Artículo de revista
Engaging in quality technical peer review as an international professional responsibility: those who publish confidently must also review competently
Fecha
2014-04-24Registro en:
ISSN 19099762
Autor
Grainger, D. (David)
Institución
Resumen
Quality peer-review remains central to current international scientific and technical publishing and proposal assessment
methods. As incompetent review and perceived bias remain the most cited problems with peer review processes commonly employed
in scientific review of manuscript and proposals, the creation and maintenance of quality pools of engaged, responsive and qualified
peer reviewers is essential to scientific publishing and dissemination.
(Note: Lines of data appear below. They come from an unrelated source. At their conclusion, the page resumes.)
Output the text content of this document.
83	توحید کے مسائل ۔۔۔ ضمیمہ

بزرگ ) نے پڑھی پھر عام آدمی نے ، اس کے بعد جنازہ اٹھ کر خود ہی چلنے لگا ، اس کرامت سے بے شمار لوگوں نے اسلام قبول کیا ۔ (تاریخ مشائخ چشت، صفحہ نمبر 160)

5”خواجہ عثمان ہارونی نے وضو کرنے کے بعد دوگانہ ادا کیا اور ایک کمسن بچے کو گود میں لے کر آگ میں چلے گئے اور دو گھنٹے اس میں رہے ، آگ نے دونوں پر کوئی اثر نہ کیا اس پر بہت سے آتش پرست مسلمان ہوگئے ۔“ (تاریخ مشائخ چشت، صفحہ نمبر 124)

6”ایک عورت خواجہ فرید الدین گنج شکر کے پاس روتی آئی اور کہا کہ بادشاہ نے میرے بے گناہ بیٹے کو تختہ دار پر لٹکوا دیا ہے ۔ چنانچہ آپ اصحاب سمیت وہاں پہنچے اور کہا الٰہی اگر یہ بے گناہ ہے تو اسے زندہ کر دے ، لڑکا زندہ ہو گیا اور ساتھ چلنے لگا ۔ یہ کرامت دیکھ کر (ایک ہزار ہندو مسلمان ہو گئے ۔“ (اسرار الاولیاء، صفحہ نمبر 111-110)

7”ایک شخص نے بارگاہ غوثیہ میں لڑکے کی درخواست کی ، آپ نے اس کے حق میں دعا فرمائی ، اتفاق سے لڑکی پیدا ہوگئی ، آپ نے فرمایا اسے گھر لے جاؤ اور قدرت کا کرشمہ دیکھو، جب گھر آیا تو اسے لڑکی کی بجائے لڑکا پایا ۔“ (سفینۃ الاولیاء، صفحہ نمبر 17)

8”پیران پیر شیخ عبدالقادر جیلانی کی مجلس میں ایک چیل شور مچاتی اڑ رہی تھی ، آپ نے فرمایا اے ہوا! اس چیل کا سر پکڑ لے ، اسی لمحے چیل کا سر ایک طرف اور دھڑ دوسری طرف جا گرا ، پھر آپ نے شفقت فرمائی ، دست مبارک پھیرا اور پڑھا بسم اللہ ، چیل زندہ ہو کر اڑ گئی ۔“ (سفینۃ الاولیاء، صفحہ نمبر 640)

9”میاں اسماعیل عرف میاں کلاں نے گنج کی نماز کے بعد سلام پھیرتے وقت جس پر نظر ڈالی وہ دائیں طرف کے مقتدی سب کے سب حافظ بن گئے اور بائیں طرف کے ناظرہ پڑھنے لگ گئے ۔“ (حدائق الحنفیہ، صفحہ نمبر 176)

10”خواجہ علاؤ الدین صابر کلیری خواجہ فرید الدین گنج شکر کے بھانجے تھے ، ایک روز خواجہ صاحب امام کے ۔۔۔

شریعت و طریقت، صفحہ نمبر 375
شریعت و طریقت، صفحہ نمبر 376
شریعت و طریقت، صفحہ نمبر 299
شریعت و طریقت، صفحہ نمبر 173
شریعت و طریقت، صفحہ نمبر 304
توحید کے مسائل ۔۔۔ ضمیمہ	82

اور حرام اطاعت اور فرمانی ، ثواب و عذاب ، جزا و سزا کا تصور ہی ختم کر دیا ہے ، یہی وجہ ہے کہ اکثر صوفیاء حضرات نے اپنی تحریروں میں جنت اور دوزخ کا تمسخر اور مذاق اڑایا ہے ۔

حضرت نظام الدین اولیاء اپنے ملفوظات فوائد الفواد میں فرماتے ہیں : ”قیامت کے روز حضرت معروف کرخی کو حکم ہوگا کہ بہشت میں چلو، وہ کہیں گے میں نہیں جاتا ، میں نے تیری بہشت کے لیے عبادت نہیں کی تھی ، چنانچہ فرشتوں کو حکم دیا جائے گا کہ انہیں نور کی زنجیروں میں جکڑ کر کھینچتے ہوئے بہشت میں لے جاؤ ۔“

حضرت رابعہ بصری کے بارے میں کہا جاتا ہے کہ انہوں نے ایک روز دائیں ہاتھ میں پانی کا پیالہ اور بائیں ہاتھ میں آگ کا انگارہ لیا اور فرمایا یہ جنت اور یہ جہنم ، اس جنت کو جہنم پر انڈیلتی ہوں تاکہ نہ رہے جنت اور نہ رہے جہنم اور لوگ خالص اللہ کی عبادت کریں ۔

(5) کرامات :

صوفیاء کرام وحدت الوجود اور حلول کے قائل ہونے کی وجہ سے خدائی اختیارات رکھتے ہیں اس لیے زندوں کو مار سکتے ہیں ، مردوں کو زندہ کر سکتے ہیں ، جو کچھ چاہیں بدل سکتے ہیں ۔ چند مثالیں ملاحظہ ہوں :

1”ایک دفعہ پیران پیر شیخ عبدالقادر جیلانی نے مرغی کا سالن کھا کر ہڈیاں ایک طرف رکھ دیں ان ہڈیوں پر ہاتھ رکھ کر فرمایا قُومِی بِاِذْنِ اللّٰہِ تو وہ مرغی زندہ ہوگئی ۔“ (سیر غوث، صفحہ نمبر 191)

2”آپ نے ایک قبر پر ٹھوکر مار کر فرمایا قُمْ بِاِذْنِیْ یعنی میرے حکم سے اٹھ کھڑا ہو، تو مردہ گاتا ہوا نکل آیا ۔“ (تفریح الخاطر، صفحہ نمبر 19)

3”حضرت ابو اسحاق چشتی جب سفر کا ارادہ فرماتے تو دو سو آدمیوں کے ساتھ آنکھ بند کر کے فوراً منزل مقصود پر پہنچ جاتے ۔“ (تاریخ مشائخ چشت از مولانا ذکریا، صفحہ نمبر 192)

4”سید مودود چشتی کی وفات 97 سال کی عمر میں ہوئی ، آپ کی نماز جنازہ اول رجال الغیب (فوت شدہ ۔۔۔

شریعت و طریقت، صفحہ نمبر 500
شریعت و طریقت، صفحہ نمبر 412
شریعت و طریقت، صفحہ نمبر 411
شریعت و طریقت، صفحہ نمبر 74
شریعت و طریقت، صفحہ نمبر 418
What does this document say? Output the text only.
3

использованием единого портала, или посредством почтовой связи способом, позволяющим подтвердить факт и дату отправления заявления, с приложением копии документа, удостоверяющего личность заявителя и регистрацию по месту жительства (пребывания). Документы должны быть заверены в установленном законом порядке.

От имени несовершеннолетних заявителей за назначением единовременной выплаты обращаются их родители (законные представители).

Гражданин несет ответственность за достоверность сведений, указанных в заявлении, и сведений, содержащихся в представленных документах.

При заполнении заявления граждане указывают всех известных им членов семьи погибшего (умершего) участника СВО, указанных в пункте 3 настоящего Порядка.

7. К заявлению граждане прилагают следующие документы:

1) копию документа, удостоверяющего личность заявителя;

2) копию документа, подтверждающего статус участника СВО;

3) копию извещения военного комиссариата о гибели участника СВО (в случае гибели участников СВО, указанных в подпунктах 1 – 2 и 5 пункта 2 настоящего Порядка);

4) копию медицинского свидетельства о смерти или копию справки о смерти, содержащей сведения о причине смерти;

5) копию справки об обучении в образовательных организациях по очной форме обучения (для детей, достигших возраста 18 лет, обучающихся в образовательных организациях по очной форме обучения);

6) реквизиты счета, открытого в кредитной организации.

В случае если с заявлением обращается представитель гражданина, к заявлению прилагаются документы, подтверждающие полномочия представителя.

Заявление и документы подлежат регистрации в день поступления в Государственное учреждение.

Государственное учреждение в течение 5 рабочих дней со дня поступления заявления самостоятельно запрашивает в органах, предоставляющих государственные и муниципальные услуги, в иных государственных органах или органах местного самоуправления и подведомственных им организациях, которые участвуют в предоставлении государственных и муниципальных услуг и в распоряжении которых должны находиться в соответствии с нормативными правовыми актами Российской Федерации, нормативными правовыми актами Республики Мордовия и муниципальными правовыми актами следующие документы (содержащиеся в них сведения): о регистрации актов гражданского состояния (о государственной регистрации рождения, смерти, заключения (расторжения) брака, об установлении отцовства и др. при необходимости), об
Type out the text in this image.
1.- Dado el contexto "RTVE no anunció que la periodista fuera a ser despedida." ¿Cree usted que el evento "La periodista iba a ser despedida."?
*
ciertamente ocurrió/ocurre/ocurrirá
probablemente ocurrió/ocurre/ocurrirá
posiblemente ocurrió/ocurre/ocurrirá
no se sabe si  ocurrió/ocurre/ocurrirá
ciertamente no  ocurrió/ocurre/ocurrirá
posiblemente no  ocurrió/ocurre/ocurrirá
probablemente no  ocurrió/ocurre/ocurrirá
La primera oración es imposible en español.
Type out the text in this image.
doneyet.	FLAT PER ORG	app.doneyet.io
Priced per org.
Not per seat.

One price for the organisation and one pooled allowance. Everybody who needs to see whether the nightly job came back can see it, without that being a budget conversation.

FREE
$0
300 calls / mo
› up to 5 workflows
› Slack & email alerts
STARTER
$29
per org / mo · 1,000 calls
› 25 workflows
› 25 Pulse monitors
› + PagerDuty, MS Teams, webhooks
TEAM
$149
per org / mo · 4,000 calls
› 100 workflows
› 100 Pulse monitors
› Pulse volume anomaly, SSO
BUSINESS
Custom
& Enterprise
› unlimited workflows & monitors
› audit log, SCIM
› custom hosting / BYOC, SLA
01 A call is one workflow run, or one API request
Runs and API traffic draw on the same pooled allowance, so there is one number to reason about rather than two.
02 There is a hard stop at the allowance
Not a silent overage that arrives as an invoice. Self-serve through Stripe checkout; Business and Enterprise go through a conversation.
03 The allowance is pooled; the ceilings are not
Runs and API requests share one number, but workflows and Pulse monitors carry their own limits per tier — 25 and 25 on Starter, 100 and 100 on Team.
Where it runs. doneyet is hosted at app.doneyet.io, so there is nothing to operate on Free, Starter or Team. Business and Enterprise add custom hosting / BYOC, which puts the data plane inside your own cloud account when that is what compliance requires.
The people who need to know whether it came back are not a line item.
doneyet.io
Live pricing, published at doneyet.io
An important operational principle for the peer reviewing system
is that all who utilize this publishing system should then also review a commensurate load on behalf of the system. This would also
imply that those who compose and submit technical manuscripts are competent to assess and levy fair criticism of other’s work in
their field. Given the large and rapid expansion in numbers of submitted manuscripts from non-traditional sources, including many
developing countries, expansion of the peer-reviewing pool to these sources is necessary both to accommodate their respective,
newly imposed reviewing burdens on the already over-burdened system, and to engage new communities in the traditional process
of vetting and validating scientific and technical works. Effective peer review must enforce the many elements of reviewer technical
proficiency, professional conduct, bias and ethics considerations, and responsibility in this process and the competitive international
system in which it sits. Reviewers require training, oversight, control, expectations, and continual guidance. Validation of peerreview’s
overall efficacy requires follow-on policing of published literature to assert its accuracy and content through consensus and
experimental reproduction. As former developing countries now contribute increasing numbers of new manuscripts to the technical
peer-review system, they should also actively seek to officially train such contributors to also be visible, effective peer-reviewers for
international journals, editors and funding agencies. This is not a passive endeavor, requiring expectations, recruitment and training,
and the associated resources to make accommodations as rapidly as their contributions are encumbered within the current publishing
systems. Collective responsibilities as researchers, contributors, reviewers, readers and enforcers of the integrity and safekeeping of
this essential quality control process traditionally rely on individual professional integrity and conscientious effort. Extension of this
effort to continually recruit new pools of competent, trained and qualified reviewers in the current publishing era is essential.